I fall into this trap myself. Every time a new feature ships, my programmer heart starts racing. I can replace that hacky workaround with something proper. I can make the setup more elegant. And I do, because I want to stay on top of this as a practitioner and as someone who writes and speaks about this topic.

But as a consultant, I work with two audiences. My fellow consultants are technically strong and most work with AI tools daily, and even they can’t always follow the pace of changes. When I bring this to client teams, the gap is wider. Not because they lack skill, but because tracking every evolution in AI tooling isn’t their job. Their priority is shipping their product.

That’s the uncomfortable truth about customizing AI coding tools. Each upgrade makes sense individually. The improvement is real. But complexity accumulates, and it accumulates invisibly, because every step feels justified. You don’t notice you’ve built something only you can maintain until someone from outside asks why.

So here’s what to do differently: build a business case before you adopt the next feature. Not a formal document. Three honest answers. What problem does this solve that your team actually has today? What do you lose if you skip it, or wait six months? Who else needs to understand it for the capability to survive if you move off the project tomorrow?

Those three questions force the tradeoff into the open. Wait too long and the gap to the state of the art grows so wide that catching up feels impossible. Adopt every improvement the moment it ships and you need the whole team to carry the knowledge, and in reality, they won’t. You end up with a single point of knowledge, and that’s its own kind of technical debt.

The answer isn’t to chase every new feature, and it isn’t to ignore the evolution either. Find the pace your team can sustain. Adopt what gives you clear value. Skip what doesn’t solve a problem you actually have. And whatever you add, make sure more than one person can maintain it. That’s how you bring the rest of your organization along instead of leaving them behind.
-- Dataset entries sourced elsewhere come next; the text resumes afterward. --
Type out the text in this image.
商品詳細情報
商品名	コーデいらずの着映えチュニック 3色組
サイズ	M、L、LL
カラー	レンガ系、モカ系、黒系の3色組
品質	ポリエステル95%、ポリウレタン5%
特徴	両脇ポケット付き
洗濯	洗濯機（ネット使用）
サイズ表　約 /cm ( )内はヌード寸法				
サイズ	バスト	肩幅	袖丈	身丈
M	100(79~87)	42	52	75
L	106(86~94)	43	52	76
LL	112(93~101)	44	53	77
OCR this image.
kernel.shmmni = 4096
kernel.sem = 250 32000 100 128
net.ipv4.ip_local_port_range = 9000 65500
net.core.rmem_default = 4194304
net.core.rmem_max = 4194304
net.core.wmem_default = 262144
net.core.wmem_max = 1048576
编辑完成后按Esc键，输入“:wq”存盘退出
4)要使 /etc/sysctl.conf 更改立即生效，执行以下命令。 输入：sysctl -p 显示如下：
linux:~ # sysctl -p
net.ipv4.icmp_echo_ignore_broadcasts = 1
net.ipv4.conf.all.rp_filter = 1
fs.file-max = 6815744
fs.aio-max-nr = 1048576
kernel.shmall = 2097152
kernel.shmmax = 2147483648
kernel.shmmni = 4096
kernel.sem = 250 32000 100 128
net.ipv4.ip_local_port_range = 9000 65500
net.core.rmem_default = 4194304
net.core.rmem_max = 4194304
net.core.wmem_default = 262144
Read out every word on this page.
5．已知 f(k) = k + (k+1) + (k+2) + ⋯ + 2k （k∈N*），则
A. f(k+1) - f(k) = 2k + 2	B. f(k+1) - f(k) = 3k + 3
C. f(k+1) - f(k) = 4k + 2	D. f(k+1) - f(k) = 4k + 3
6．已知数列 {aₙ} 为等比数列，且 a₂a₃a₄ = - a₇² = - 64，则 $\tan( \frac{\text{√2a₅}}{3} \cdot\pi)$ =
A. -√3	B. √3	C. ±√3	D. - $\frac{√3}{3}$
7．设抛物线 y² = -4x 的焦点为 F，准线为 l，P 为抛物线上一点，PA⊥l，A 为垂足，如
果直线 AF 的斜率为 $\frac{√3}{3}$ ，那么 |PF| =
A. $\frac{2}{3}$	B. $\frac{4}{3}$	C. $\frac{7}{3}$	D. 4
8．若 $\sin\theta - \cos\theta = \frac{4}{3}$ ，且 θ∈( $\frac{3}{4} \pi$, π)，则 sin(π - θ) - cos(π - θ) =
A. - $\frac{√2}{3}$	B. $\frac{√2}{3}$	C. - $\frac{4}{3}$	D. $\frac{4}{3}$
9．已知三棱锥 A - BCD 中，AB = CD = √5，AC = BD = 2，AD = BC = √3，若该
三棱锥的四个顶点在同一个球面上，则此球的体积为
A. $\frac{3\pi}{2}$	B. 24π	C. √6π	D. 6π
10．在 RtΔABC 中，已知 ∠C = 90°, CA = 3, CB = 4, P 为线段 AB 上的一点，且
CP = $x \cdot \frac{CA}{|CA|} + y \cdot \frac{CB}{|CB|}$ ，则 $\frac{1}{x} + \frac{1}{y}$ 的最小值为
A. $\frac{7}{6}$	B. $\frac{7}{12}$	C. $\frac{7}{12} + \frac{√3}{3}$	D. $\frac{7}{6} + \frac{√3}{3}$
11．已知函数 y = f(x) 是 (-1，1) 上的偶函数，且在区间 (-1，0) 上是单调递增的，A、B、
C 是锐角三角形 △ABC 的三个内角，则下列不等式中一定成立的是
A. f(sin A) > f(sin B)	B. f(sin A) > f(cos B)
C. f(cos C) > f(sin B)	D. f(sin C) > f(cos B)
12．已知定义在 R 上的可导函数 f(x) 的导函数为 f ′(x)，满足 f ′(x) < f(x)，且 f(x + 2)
And here’s where I have to practice what I preach.

The next frontier is agent teams: multiple autonomous agents working together, coordinating tasks, splitting work, running in parallel. It’s already showing up as an (experimental) feature in tools like Claude Code and GitHub Copilot. I have an orchestrator agent in the setup we presented, which is a step in that direction. And I can feel the pull to go deeper, to have agents delegate to other agents and handle entire workflows autonomously.

The impact would be real. But so would the complexity. If my current setup is already difficult for colleagues to follow, what happens when the agents are orchestrating each other?

So for the first time, I’m asking the question before introducing it to my teams. What problem would agent teams solve that my current setup doesn’t? What’s the tradeoff in maintainability? And what does it take to bring not only my fellow consultants but also our clients along?

That doesn’t mean I stop experimenting. I’m still exploring agent teams on my own projects, building the knowledge so that when the time is right, I can introduce it with confidence. But introducing it means more than having the technical setup. It means building the business case, creating the training, and making sure the knowledge doesn’t live in one person’s head. That effort is part of the cost, and it’s the part I used to ignore.

The tools will keep evolving. New capabilities will keep appearing. And each one will feel like an obvious improvement. The discipline I’m still developing isn’t knowing how to adopt them. It’s knowing when to bring the rest of the team along.